Ghana is the latest stop in CNN International’s On the Road series, the programming strand that examines the culture, heritage, business and customs of a country.
The series, which has so far visited Brazil, Indonesia, Myanmar, Malaysia, and Poland, embraces a wide range of topics, from arts and cuisine, through to technology, architecture and sport.
Beginning on 1 March, On the Road Ghana will see CNN, led by correspondent Paula Newton, exploring some of the stories behind this African powerhouse. As well as featuring on TV on CNN International, On the Road Ghana will also have a dedicated web page at CNN.com/Ghana.
The special coverage will be taking in a variety of stories, including the following:
To the west of Accra, Ghana’s bustling capital, lies Cape Coast Castle. One of a number of commercial forts built by colonial Europeans in the 15th century, it was once a centre of the slave trade. CNN looks at the castle’s contemporary role as a destination for tourists seeking to explore this disturbing period in the continent’s history.
Close to Cape Coast is the town of Elmina, where fishing is at the heart of daily life. Elmina’s artisanal fishermen are treated as heroes, and are part of an industry that is key to Ghana’s diet and economy. But modern fishing techniques and environmental issues threaten this way of life, and with them bring issues of food security. CNN finds out how Elmina’s fishermen are adapting to these challenges, and samples some of their catch.

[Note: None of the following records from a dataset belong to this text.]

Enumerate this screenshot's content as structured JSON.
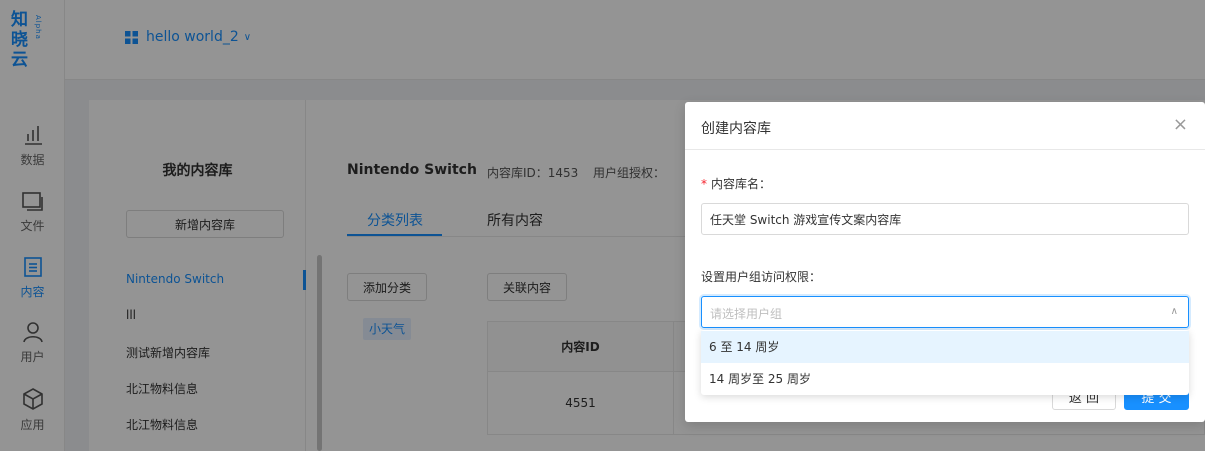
{
  "logo": {
    "text": "知晓云",
    "badge": "Alpha"
  },
  "nav": [
    {
      "label": "数据",
      "icon": "bar-chart-icon"
    },
    {
      "label": "文件",
      "icon": "folder-icon"
    },
    {
      "label": "内容",
      "icon": "document-icon",
      "active": true
    },
    {
      "label": "用户",
      "icon": "user-icon"
    },
    {
      "label": "应用",
      "icon": "cube-icon"
    }
  ],
  "header": {
    "project_name": "hello world_2",
    "chevron": "∨"
  },
  "library": {
    "title": "我的内容库",
    "add_button": "新增内容库",
    "items": [
      "Nintendo Switch",
      "lll",
      "测试新增内容库",
      "北江物料信息",
      "北江物料信息"
    ]
  },
  "content": {
    "title": "Nintendo Switch",
    "library_id": "内容库ID：1453",
    "user_group": "用户组授权：",
    "tabs": [
      "分类列表",
      "所有内容"
    ],
    "add_category": "添加分类",
    "link_content": "关联内容",
    "tag": "小天气",
    "table": {
      "header_id": "内容ID",
      "row_id": "4551"
    }
  },
  "modal": {
    "title": "创建内容库",
    "close": "×",
    "name_label": "内容库名：",
    "required_mark": "*",
    "name_value": "任天堂 Switch 游戏宣传文案内容库",
    "access_label": "设置用户组访问权限：",
    "select_placeholder": "请选择用户组",
    "back_button": "返 回",
    "submit_button": "提 交"
  },
  "dropdown": {
    "options": [
      "6 至 14 周岁",
      "14 周岁至 25 周岁"
    ]
  },
  "colors": {
    "accent": "#1890ff",
    "required": "#f5222d"
  }
}
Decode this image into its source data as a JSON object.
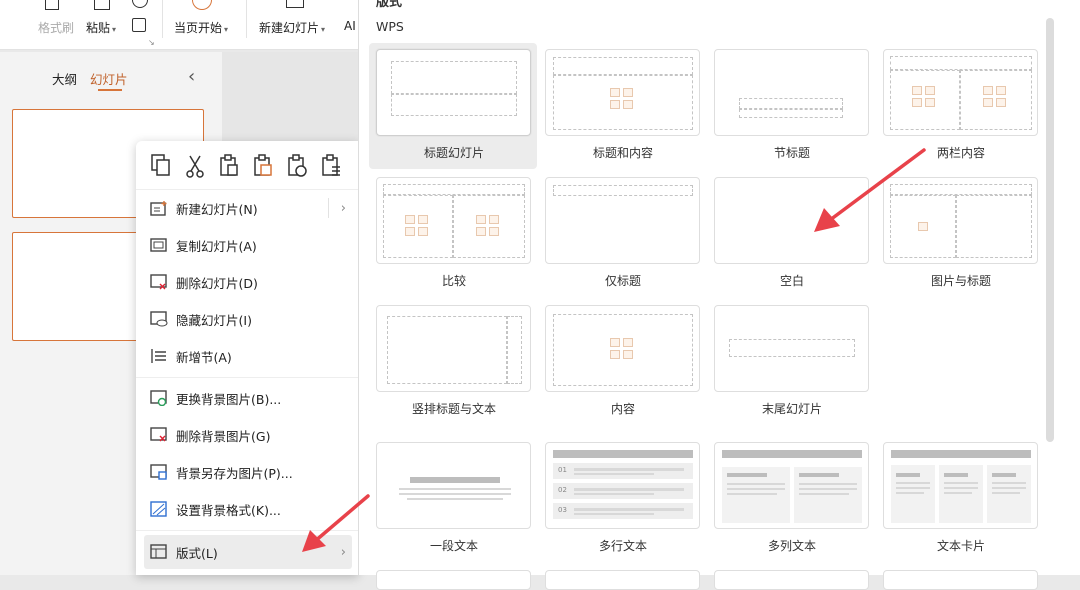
{
  "toolbar": {
    "format_painter": "格式刷",
    "paste": "粘贴",
    "from_current": "当页开始",
    "new_slide": "新建幻灯片",
    "ai_cut": "AI"
  },
  "outline_tabs": {
    "outline": "大纲",
    "slides": "幻灯片",
    "collapse": "‹"
  },
  "context_menu": {
    "items": [
      {
        "label": "新建幻灯片(N)",
        "submenu": true
      },
      {
        "label": "复制幻灯片(A)"
      },
      {
        "label": "删除幻灯片(D)"
      },
      {
        "label": "隐藏幻灯片(I)"
      },
      {
        "label": "新增节(A)"
      },
      {
        "label": "更换背景图片(B)..."
      },
      {
        "label": "删除背景图片(G)"
      },
      {
        "label": "背景另存为图片(P)..."
      },
      {
        "label": "设置背景格式(K)..."
      },
      {
        "label": "版式(L)",
        "submenu": true
      }
    ],
    "submenu_arrow": "›"
  },
  "layout_panel": {
    "header_cut": "版式",
    "section": "WPS",
    "layouts": [
      {
        "label": "标题幻灯片",
        "selected": true
      },
      {
        "label": "标题和内容"
      },
      {
        "label": "节标题"
      },
      {
        "label": "两栏内容"
      },
      {
        "label": "比较"
      },
      {
        "label": "仅标题"
      },
      {
        "label": "空白"
      },
      {
        "label": "图片与标题"
      },
      {
        "label": "竖排标题与文本"
      },
      {
        "label": "内容"
      },
      {
        "label": "末尾幻灯片"
      }
    ],
    "templates": [
      {
        "label": "一段文本"
      },
      {
        "label": "多行文本",
        "rows": [
          "01",
          "02",
          "03"
        ]
      },
      {
        "label": "多列文本"
      },
      {
        "label": "文本卡片"
      }
    ]
  },
  "colors": {
    "accent": "#d7753a",
    "arrow": "#e8424a"
  }
}
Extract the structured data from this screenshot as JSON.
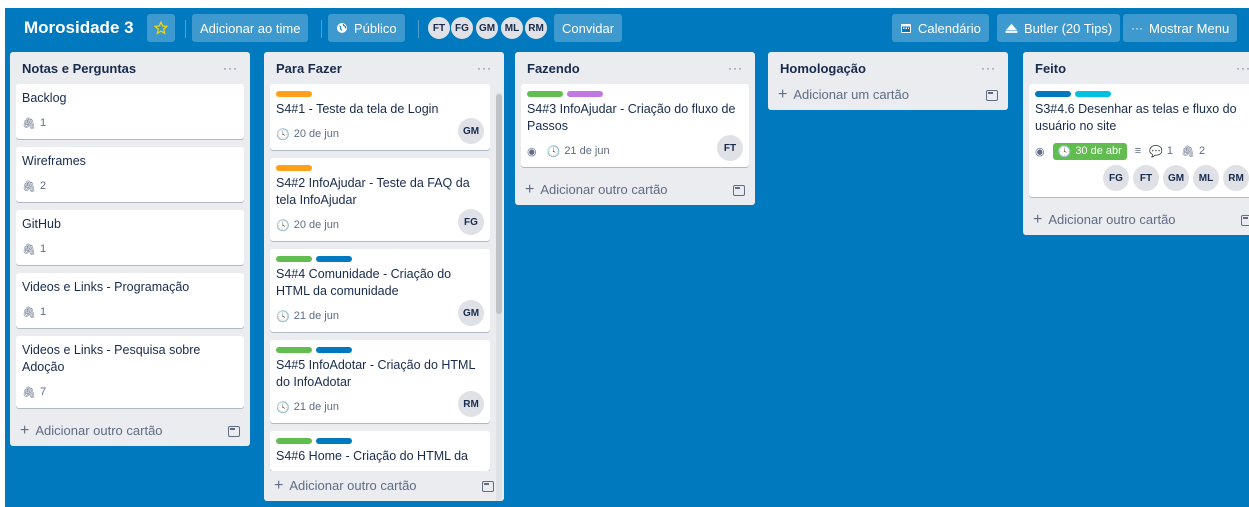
{
  "header": {
    "board_title": "Morosidade 3",
    "add_team": "Adicionar ao time",
    "visibility": "Público",
    "invite": "Convidar",
    "calendar": "Calendário",
    "butler": "Butler (20 Tips)",
    "show_menu": "Mostrar Menu",
    "members": [
      "FT",
      "FG",
      "GM",
      "ML",
      "RM"
    ],
    "star_color": "#f2d600"
  },
  "colors": {
    "board_bg": "#0079bf",
    "label_orange": "#ff9f1a",
    "label_green": "#61bd4f",
    "label_blue": "#0079bf",
    "label_purple": "#c377e0",
    "label_sky": "#00c2e0",
    "due_complete": "#61bd4f"
  },
  "lists": [
    {
      "title": "Notas e Perguntas",
      "menu": "···",
      "add_label": "Adicionar outro cartão",
      "cards": [
        {
          "title": "Backlog",
          "attachments": "1"
        },
        {
          "title": "Wireframes",
          "attachments": "2"
        },
        {
          "title": "GitHub",
          "attachments": "1"
        },
        {
          "title": "Videos e Links - Programação",
          "attachments": "1"
        },
        {
          "title": "Videos e Links - Pesquisa sobre Adoção",
          "attachments": "7"
        }
      ]
    },
    {
      "title": "Para Fazer",
      "menu": "···",
      "add_label": "Adicionar outro cartão",
      "cards": [
        {
          "labels": [
            "orange"
          ],
          "title": "S4#1 - Teste da tela de Login",
          "due": "20 de jun",
          "member": "GM"
        },
        {
          "labels": [
            "orange"
          ],
          "title": "S4#2 InfoAjudar - Teste da FAQ da tela InfoAjudar",
          "due": "20 de jun",
          "member": "FG"
        },
        {
          "labels": [
            "green",
            "blue"
          ],
          "title": "S4#4 Comunidade - Criação do HTML da comunidade",
          "due": "21 de jun",
          "member": "GM"
        },
        {
          "labels": [
            "green",
            "blue"
          ],
          "title": "S4#5 InfoAdotar - Criação do HTML do InfoAdotar",
          "due": "21 de jun",
          "member": "RM"
        },
        {
          "labels": [
            "green",
            "blue"
          ],
          "title": "S4#6 Home - Criação do HTML da"
        }
      ]
    },
    {
      "title": "Fazendo",
      "menu": "···",
      "add_label": "Adicionar outro cartão",
      "cards": [
        {
          "labels": [
            "green",
            "purple"
          ],
          "title": "S4#3 InfoAjudar - Criação do fluxo de Passos",
          "due": "21 de jun",
          "member": "FT",
          "watching": true
        }
      ]
    },
    {
      "title": "Homologação",
      "menu": "···",
      "add_label": "Adicionar um cartão",
      "cards": []
    },
    {
      "title": "Feito",
      "menu": "···",
      "add_label": "Adicionar outro cartão",
      "cards": [
        {
          "labels": [
            "blue",
            "sky"
          ],
          "title": "S3#4.6 Desenhar as telas e fluxo do usuário no site",
          "due": "30 de abr",
          "comments": "1",
          "attachments": "2",
          "members": [
            "FG",
            "FT",
            "GM",
            "ML",
            "RM"
          ]
        }
      ]
    }
  ]
}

Inland from Elmina and Cape Coast, On the Road visits the UNESCO protected Kakum National Park. Deforestation is a significant problem for Ghana, with some warning that all of the country’s forest land could disappear within 25 years. Paula Newton meets the communities driving an important protection and preservation initiative there.
Anyone who saw the 2010 World Cup in South Africa will remember Ghana’s national side, the Black Stars, who carried the hopes of an entire continent to the tournament’s quarter finals before their controversial elimination. As the team prepares to travel to Brazil, CNN looks at the importance of football in Ghana, and examines its role in emboldening and inspiring an entire nation.
Funerals in Ghana can be extravagant affairs, and fantasy coffins are a staple. Paula Newton discovers how Ghanaians embrace the business of death.
Panji Anoff is a record label boss who specializes in bringing Ghanaian beats from each corner of the country to the mainstream. CNN finds out how he is mixing so-called ‘hiplife’ style and traditional sounds – and finds out why he believes this can ensure the roots of Ghanaian music will live on in future generations.
Mike McCarthy, Senior Vice President, Programming, at CNN International, said: “Ghana is a fascinating country. Our On the Road series gives us the perfect chance to dig deeper into its story, and bring it to life for our international audiences. Throughout this week of special coverage we’ll be giving our viewers an insight into some of the people, places, businesses and issues that make this such a vibrant nation.”
Away from the On the Road strand, CNN will also be focusing on a number of news stories during its visit to Ghana, taking a closer look at the key issues making the headlines.